|
PKP
10.07.2002

Dworzec Centralny w Warszawie w kasach MIEDZYNARODOWYCH !!!
Bohaterowie:
k1, k2 - kasjerki 1,2
t - touristka z hameryki, angielskojezyczna
j - jakis facet
Podchodzi touristka do kasy.
t: hello, when does the next train to moscow leave? (czy cus w tym
rodzaju)
k1: slucham?
t: when does the next train to moscow leave?
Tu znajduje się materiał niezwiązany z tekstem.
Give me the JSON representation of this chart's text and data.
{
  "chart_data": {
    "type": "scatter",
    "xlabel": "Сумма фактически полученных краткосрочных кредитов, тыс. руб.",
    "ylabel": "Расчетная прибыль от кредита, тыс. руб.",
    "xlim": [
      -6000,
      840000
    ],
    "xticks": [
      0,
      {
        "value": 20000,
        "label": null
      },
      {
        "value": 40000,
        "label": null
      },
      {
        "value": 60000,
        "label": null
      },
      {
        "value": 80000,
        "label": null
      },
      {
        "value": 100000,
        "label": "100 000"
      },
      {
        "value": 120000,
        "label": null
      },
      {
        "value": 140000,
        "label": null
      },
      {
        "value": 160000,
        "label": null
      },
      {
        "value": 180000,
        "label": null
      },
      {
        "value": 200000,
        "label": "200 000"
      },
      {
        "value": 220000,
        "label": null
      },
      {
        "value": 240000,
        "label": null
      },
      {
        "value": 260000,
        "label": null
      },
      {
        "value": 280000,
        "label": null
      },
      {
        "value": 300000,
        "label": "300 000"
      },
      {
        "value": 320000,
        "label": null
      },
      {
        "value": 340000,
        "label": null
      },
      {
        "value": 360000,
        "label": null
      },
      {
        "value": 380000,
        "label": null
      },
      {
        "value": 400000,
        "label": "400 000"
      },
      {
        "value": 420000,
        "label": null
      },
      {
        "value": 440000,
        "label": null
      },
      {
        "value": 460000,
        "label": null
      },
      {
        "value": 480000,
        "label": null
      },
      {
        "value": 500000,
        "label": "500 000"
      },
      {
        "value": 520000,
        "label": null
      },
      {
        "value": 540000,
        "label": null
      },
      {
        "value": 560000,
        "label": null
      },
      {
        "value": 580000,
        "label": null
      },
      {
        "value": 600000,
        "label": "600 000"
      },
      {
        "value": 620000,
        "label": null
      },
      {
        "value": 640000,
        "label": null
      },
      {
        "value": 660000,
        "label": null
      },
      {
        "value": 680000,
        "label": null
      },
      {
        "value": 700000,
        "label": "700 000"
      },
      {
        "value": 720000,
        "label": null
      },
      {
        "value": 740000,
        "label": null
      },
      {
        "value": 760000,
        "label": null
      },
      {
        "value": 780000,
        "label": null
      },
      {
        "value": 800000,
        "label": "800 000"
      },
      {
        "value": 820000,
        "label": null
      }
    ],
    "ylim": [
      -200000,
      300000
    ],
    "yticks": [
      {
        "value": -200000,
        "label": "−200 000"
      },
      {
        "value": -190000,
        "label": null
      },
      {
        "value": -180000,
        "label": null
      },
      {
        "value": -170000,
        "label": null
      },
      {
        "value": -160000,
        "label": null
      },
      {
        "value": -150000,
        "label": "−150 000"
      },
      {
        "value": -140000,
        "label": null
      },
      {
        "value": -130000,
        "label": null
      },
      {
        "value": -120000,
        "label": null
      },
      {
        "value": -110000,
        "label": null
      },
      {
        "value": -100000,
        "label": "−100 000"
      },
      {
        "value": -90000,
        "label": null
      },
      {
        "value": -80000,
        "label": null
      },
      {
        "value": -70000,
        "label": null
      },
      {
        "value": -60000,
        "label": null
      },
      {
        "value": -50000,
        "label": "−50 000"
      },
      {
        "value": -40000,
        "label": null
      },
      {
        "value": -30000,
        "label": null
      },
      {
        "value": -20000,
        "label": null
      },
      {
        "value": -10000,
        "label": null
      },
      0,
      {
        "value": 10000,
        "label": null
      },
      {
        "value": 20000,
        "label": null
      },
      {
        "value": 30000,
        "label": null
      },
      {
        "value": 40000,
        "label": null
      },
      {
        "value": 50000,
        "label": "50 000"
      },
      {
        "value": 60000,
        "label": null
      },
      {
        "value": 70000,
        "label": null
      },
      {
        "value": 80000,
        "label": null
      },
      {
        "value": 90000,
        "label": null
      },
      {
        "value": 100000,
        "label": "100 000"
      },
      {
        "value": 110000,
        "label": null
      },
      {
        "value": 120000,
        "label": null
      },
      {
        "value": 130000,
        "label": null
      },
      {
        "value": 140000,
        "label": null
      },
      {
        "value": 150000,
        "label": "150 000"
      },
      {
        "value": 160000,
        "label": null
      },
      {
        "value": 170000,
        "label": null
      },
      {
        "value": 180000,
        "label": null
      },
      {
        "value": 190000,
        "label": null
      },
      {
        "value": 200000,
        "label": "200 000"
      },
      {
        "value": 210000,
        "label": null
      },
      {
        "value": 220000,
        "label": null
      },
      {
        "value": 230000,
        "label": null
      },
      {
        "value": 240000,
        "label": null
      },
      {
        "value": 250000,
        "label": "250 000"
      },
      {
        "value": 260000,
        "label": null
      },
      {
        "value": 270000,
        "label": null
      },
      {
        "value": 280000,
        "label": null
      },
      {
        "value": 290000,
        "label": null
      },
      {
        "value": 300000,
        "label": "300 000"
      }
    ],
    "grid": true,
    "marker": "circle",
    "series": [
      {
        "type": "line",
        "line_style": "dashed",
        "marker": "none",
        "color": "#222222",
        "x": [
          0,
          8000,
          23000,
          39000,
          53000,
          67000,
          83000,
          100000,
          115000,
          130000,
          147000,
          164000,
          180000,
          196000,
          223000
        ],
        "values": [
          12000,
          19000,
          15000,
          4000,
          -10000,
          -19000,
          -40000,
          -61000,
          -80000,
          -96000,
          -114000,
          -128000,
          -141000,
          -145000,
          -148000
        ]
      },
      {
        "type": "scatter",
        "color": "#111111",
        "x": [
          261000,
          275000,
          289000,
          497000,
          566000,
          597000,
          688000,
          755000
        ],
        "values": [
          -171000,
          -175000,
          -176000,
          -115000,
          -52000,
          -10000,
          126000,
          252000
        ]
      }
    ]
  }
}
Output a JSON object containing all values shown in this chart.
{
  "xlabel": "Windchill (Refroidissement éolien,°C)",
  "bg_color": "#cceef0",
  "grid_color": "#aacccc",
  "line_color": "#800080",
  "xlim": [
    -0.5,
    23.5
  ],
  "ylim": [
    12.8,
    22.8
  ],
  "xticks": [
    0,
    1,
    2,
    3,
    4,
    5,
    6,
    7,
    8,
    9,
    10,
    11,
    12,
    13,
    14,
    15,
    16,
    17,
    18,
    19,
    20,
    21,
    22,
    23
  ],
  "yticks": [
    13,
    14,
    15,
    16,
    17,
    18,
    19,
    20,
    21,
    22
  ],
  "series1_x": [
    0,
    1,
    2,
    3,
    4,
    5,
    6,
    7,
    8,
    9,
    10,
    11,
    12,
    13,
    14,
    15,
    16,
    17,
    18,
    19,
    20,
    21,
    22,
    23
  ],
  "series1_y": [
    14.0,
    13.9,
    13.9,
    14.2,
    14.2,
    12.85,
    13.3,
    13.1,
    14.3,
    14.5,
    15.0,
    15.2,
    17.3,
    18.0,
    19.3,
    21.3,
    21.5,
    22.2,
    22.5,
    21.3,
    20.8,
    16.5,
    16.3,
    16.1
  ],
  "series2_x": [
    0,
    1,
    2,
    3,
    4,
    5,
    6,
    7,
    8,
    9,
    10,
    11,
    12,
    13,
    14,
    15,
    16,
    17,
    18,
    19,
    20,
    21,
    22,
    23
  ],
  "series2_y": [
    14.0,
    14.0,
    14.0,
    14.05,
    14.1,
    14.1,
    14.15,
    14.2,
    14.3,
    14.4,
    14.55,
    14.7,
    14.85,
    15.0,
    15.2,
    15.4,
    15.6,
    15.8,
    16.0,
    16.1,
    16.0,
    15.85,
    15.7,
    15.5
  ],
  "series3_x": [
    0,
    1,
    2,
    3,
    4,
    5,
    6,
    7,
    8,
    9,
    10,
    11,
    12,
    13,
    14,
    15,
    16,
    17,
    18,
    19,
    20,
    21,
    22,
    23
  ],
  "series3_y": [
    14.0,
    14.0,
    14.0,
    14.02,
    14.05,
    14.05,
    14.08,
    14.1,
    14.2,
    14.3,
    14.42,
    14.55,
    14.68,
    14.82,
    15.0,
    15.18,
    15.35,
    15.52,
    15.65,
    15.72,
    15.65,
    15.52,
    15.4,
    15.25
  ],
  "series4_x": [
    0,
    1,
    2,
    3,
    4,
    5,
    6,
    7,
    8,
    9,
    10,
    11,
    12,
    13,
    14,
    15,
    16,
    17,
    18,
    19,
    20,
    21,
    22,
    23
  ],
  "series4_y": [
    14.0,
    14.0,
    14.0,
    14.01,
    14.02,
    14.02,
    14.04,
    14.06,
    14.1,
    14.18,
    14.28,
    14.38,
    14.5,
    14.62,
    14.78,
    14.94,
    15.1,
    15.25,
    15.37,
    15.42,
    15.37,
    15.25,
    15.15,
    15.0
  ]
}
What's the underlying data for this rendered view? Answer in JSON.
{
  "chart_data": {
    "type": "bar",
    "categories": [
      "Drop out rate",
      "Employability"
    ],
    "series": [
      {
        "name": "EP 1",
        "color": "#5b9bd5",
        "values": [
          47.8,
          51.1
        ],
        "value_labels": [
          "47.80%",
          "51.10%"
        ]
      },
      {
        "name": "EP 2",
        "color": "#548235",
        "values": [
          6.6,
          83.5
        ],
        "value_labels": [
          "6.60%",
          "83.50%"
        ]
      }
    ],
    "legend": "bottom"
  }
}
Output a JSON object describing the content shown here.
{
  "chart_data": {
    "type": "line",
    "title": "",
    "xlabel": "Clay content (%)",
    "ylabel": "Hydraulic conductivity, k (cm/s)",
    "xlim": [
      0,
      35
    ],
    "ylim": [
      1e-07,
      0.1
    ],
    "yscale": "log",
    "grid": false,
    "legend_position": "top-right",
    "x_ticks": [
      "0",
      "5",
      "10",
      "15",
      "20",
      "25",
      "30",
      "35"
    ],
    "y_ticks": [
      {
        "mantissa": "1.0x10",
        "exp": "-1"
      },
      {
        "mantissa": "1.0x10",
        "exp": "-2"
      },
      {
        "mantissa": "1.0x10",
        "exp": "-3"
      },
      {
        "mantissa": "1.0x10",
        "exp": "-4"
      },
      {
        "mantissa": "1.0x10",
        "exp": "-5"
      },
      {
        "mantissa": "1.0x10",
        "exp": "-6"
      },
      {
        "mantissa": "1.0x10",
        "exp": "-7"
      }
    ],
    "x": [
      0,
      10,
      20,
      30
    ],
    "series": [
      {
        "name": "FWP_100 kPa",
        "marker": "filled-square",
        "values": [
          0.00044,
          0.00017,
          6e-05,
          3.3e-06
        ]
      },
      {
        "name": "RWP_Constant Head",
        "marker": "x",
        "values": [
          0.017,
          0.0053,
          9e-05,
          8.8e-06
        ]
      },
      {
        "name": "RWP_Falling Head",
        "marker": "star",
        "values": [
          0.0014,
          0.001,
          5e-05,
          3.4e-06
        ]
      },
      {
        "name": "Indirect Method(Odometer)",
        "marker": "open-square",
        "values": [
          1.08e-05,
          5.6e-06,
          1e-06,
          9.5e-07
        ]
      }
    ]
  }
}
k1: prosze glosniej bo nie rozumiem.
t: excuse me?
k1: a, pani angielka... zoska, zawolaj krysie, ona chyba zna angielski...
(przypominam: kasa MIEDZYNARODOWA)
k2: nie ma krysi, poszla na papierosa.
k1: no to baske, ona chyba po niemiecku zna...
k2: dzisiaj nie pracuje.
k1: no to chodz tu sama, bo nie rozumiem co klientka chce...
k2: dobra ide.
po chwili......
k2: slucham?
t: one ticket to moscow, please.
k2: do moskwy? da, pozalujsta. a w kotoryj czas?
t: excuse me?
k2: nu davajte, sleduszcij pojezd idet v vosiem czasov. hotite bilet
pokupit'?
t: (do meza) oh my god. i don't understand her...
j: excuse me. could i help you with this?
t: yes, thank you.
j: przepraszam, o ktorej najblizszy pociag do moskwy?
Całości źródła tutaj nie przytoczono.